I’ve been meaning to write this post for a while, but have been afraid it would get me into some kind of trouble. Or, that it would make me sound like some ungrateful turd who feels entitled and high on herself.
But I read something recently that has prompted me to say what I want to say. Cagey shared a blog post with me about a successful writer who is asked to write for an anthology (where the editors received a $50,000 advance) for free. No payment whatsoever for his contribution. If you have the time, you should read the entire email exchange between the writer and the editor. It’s pretty unbelievable.
This individual circumstance is not really applicable to my own life — I’m not a “working writer” in the sense that I can’t get into most paid literary/creative nonfiction markets — and certainly could never make a living doing so. But it did get me thinking about the value of unpaid writing.
By writing for free, writers get not only experience (particularly if your work is carefully reviewed and edited) but also exposure. Free work helps to build a writer’s resume (particularly at the beginning, when one is trying to break in). It also can lead to more (hopefully paid) work.
Unpaid writing also builds a platform, which is crucial in nonfiction publishing. Readers who like what they read in print or online magazines, may also be the readers who, down the line, purchase your book.

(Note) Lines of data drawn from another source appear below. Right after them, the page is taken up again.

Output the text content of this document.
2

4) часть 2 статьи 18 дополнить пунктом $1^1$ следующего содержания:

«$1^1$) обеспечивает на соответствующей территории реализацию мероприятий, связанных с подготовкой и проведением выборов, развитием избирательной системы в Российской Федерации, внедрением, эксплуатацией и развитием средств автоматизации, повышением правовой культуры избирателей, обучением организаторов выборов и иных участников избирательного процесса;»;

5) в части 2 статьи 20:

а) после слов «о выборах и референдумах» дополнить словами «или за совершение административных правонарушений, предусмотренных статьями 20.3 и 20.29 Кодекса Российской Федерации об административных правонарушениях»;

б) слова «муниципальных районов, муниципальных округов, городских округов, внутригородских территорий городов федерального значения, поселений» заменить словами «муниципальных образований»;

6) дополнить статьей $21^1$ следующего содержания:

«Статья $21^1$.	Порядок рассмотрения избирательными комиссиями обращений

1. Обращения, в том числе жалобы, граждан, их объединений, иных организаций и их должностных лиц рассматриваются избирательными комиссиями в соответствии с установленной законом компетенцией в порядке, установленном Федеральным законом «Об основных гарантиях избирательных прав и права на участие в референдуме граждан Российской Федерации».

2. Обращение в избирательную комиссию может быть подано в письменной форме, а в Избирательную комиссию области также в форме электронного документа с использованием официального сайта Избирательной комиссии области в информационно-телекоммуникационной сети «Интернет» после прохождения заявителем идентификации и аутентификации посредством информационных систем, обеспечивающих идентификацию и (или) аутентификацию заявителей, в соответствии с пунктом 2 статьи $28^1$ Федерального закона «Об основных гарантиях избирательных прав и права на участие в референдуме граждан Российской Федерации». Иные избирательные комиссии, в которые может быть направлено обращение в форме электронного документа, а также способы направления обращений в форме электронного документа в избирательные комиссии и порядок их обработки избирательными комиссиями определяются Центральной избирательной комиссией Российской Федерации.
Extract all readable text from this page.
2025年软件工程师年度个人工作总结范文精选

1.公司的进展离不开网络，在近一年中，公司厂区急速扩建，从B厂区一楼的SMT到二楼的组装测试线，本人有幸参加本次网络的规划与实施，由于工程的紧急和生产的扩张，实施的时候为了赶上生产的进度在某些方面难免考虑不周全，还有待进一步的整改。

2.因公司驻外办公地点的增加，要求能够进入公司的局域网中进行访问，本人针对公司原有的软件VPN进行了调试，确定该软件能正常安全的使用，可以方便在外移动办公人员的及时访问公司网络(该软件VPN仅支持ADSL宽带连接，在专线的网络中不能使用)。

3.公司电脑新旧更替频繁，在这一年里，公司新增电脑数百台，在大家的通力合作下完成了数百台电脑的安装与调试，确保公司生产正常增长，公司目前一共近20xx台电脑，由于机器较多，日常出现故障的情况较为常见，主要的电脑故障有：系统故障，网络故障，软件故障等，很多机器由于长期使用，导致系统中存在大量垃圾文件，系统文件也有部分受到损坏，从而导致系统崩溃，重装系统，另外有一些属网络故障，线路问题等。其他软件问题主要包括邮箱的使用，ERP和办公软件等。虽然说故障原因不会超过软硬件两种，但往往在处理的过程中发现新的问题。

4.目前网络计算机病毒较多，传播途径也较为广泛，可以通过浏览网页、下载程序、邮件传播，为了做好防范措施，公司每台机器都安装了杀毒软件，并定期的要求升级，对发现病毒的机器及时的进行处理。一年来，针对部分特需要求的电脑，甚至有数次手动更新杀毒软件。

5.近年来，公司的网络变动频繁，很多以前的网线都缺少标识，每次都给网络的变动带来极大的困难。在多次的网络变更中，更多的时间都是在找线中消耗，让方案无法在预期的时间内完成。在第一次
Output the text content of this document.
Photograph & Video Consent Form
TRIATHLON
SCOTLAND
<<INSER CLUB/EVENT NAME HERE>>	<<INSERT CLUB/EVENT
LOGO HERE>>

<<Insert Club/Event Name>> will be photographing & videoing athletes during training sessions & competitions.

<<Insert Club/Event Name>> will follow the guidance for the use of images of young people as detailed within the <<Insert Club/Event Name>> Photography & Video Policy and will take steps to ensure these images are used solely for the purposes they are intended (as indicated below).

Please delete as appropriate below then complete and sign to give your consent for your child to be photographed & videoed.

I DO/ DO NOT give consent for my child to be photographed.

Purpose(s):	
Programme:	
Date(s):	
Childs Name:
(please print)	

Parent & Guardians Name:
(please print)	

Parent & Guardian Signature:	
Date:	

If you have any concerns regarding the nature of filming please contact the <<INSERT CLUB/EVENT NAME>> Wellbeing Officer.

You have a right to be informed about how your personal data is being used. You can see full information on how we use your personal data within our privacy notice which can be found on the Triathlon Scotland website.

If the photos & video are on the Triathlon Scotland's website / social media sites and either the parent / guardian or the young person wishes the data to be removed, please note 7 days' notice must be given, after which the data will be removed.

I’m happy to do grunt work, and I understand it takes a long time to build one’s brand. And I realize that unpaid writing can have other big payoffs. For example, my unpaid essay in Call Me Okaasan has paid me back in gold. My essay was quoted in The Japan Times, which also named the book one of the ten best of the year. Also, Suzanne Kamata, the editor, has been instrumental in helping me with my anthology, and is even one of our contributors.
The problem is, is that other unpaid writing jobs, are really leading to more unpaid writing jobs and not much else. They are not leading to more traffic on my blog. They are not leading to other paying job opportunities. My writing resume is loaded with writing that doesn’t pay me, which I think, unfortunately, announces to the world that I don’t need to get paid for my writing.
And over the years I’ve noticed another frustrating trend. More and more of the publications that I read regularly, that also don’t pay writers, are getting bigger and bigger writers to write for them. In other words, authors who have actually published and sold books, books that have sold well or are selling well, are now sharing their work on websites for free. Websites that once used to house little writers like me, are featuring well-published authors.
I realize that even well-published authors need to build on their platform. And yet, I can’t help but wonder (humor me while I have a Sarah Jessica Parker moment), whether writing is getting more and more devalued, as well known writers who have established platforms begin offering their stuff for free. And I wonder too, if even us “little guys” are contributing to the problem by continually hoping that, some day in the far off future, our free stuff will pay off in platform, or connections, or both.
To make a long story short (and perhaps more morbid), I’m wondering whether I’m going to spend my life writing for free, in an attempt to establish a platform and network with others in the business, only to die having never published a book.
While I am honored to write for the publications I do, a part of me is having trouble reconciling this dilemma. Because if I take all of the published words I have written for free, I’d have enough for a book. I could take all the time and energy I spend writing for free for others, to self-publish and sell my own book.
What do you all think? Do you all write for free? I don’t mean blogging, which I do because I truly enjoy it. I’m referring to writing for websites/journals/magazines that don’t pay. Does unpaid writing really pay off in the end?